A recently released paper by think tank, The Australia Institute, “The Budget Surplus Objective: An example of how economics is broken” highlights the folly of this fear of government debt. Citing the report, economics writer, Greg Jericho, states:

… given Australia’s nominal GDP is expected to grow at around 4.5%, if government borrowing pays lower than that (as is currently the case) debt levels will fall over time. This is because the economy is growing much faster than is the interest on the debt. … It means to quote Larry Summers, the former chief economist of the World Bank, that “public investment is essentially costless – the classic free lunch”.

One of Australia’s foremost economic commentators, Chris Richardson, from Deloitte Access Economics, has gone public to ameliorate fears that the government has saddled our children with massive debt. According to Richardson, the budgetary impact of the fight against the coronavirus will have a much smaller impact on Australia than many expect.

Notwithstanding the “jaw-dropping” size of Australia’s stimulus package, Richardson stressed that we have not sentenced younger Australians to a lifetime of higher taxes and sub-standard services.

Although the dollars are unprecedented, what’s even more unprecedented are the interest rates we’ll be paying on this new debt. Never in the two thousand years of recorded history of interest rates has it been cheaper for governments to borrow. Never. And markets aren’t fazed in the slightest: they reacted to the latest package by dropping the rate on 10-year Commonwealth borrowing substantially further.

Richardson went on to say:

Australia’s economy will grow again on the other side of this (COVID-19) war. So, here’s a simple suggestion: Let’s just let our debts from this new war simply become a smaller share of our growing economy over time. That’s what we did with the war-time debts of the past. And it’s probably the smart play this time too. Self-imposed flagellation rarely makes sense. The same policies that were sensible ahead of this crisis will remain just as sensible after it too.

As counter-intuitive as it sounds, government deficits can be very helpful to an economy.

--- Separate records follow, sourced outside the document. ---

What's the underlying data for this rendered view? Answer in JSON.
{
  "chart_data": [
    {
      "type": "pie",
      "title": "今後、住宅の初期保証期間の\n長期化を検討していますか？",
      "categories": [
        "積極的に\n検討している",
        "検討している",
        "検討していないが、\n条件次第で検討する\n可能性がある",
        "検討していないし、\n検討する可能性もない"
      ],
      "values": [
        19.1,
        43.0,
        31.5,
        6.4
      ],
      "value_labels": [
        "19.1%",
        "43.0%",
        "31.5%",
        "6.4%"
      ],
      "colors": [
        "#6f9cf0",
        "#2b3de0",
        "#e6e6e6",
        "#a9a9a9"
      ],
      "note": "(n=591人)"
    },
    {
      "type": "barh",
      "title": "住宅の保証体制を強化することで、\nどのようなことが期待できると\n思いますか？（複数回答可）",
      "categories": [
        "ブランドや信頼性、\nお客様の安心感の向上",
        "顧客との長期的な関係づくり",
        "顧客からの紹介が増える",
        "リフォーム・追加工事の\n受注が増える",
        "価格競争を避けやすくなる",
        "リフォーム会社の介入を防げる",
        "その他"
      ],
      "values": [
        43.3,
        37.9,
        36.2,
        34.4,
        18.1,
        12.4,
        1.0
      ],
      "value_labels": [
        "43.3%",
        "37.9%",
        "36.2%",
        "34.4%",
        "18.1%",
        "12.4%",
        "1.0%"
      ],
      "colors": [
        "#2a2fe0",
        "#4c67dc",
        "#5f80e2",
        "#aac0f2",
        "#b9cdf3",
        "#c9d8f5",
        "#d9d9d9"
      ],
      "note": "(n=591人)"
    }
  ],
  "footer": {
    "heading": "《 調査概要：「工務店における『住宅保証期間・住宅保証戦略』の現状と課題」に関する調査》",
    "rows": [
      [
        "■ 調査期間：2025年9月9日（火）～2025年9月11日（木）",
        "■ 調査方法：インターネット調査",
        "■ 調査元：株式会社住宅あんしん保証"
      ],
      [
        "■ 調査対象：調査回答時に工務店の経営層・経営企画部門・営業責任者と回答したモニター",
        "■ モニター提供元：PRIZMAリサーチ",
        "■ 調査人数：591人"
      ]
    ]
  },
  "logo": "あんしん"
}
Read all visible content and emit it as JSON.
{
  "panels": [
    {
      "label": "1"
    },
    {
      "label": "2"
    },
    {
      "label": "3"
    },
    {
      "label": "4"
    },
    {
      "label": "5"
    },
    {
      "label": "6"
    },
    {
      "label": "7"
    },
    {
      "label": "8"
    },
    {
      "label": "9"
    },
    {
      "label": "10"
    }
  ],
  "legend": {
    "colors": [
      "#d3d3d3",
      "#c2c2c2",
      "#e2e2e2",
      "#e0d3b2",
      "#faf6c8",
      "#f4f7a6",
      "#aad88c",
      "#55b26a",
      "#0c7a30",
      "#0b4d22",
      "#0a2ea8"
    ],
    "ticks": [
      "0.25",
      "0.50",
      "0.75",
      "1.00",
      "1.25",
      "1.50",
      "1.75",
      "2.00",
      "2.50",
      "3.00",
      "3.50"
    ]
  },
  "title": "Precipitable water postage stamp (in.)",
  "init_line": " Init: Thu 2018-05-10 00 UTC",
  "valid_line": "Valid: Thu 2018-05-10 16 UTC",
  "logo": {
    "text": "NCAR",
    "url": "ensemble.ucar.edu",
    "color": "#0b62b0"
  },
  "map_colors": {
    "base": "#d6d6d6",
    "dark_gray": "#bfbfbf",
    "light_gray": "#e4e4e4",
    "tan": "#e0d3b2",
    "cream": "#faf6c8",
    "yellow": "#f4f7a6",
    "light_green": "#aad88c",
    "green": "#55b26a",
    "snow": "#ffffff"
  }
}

Nobel prize-winning economist, Joseph Stiglitz, has long argued that deficit spending can be a major stimulus to economic growth and can actually lower long-term government debt. When economic growth is restored and unemployment falls, tax revenues increase which eventually lessens the need for a government to borrow.

Another world-renowned economist and Nobel Laureate, Paul Krugman, has often observed that government finances are not like personal finances. While consumers on a spending spree ultimately have to pay the piper, a government’s borrowing strategy directly affects economic growth and this delivers social benefits.

All of this means that increased national debt from COVID-19 is not our enemy – it will not leave a deep scar on our economy nor will it result in a day of reckoning. This will be hard for many Aussies to accept as they have been conditioned to believe that debt is bad and that any political leader who does not pledge to lower Australia’s national debt is not worthy of their vote.

Even though Australia has long had one of the world’s lowest debt-to-GDP ratios, we Aussies display an irrational and emotive attitude to government debt. Hopefully, the pandemic will challenge some long-standing economic theories, including the idea that responsible government means having no national debt.

The notion that governments can sustain levels of debt far greater than previously thought is the centrepiece of an economic model called Modern Monetary Theory (MMT). It proposes that governments can spend freely as they can always create more money to pay off debts in their own currency. Orthodox economists see MMT as a fringe economic movement with some labelling it as “voodoo economics”. But it is worth exploring which I do in my next blog post.

For now, please do not be spooked by the debt bogeyman.

*It has since transpired that the government’s $130 billion JobKeeper program will cost only $70 billion.

Regards

Paul J. Thomas
Chief Executive Officer
Ductus Consulting

One Reply to “How will the world pay for COVID-19 stimulus packages?”

  1. Hello Paul,

    I found your in depth analysis of sovereign debt very informative.
    Certainly reduces our anxiety regarding the current economic situation.